Maybe I'm misunderstanding but I'm not sure how your last comment relates to your previous one.
I think the radio dongle is set up to expose some controller interface when there are controllers connected, likely working as a hub and exposing the same interface as when connecting the controller directly through USB cable.
It does work as a mouse, and the dpad as the arrow keys, the A button as Enter, etc. Even without Steam running. At least in Windows.
Bluetooth Low Energy has been a standard since Bluetooth 4.0 was adopted in 2010. That BLE it is not backwards compatible with Classic Bluetooth doesn't change that it is now a standard version of Bluetooth, and one that is supported by all devices that support Bluetooth 5 (and a lot of devices that support 4.0+) Chances are that if your phone, tablet or other device is capable of running the Steam Link app, that it also supports BLE.

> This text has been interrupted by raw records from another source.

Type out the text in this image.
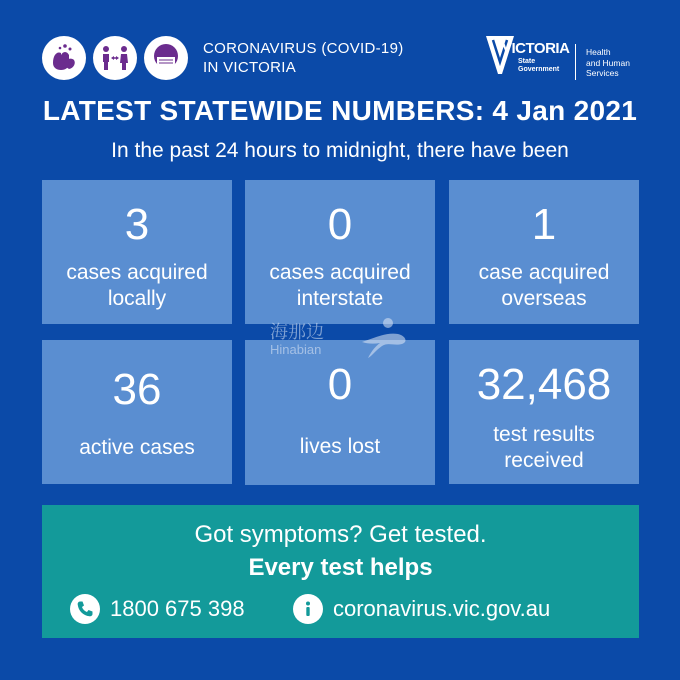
CORONAVIRUS (COVID-19)
IN VICTORIA
VICTORIA
State
Government
Health
and Human
Services
LATEST STATEWIDE NUMBERS: 4 Jan 2021
In the past 24 hours to midnight, there have been
3
cases acquired
locally
0
cases acquired
interstate
1
case acquired
overseas
36
active cases
0
lives lost
32,468
test results
received
海那边
Hinabian
Got symptoms? Get tested.
Every test helps
1800 675 398	coronavirus.vic.gov.au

If what you're seeing isn't matching what's at that link, it could be because the whole thing is still in beta, and changes are being made regularly to Steam.
EDIT: My mistake. Apparently Bluetooth support for the Steam Controller is just now out of beta, about an hour ago as I type this.
What part of an international standard set by the organization that created Bluetooth makes it not standard?
A website showing inaccurate information for a feature still in development has everything to do with it recently being in beta.
Although, at this point I'm wondering if you're trolling, or if you don't know what you're doing. Since you don't know what the definition of "standard" is, nor do you appear to know what beta software is.
The only thing a protocol needs to be a standard is support by enough companies, and both bluetooth 4.0 and 5.0 have it, internationally... whether or not there are old devices that do not support it has nothing to do with it being a standard.
BLE works, and over 90% of phones should support BLE.
BLE has been part of the bluetooth standard before the SC was a thing. BLE is not compatible with BR or EDR BT, but you don't have to support both to be called BT compatible.
BLE uses a simpler modulation scheme, problably one of the things needed to have a lower latency.
So yes, SC is BT compatible, but it might not be compatible with your BT.
To be honest: I wonder how that's still possible... I know I had a hard timing searching for a BT (non BLE) HRM because my phone did not support BLE, back in 2011... My 2014 and newer phones all had BLE.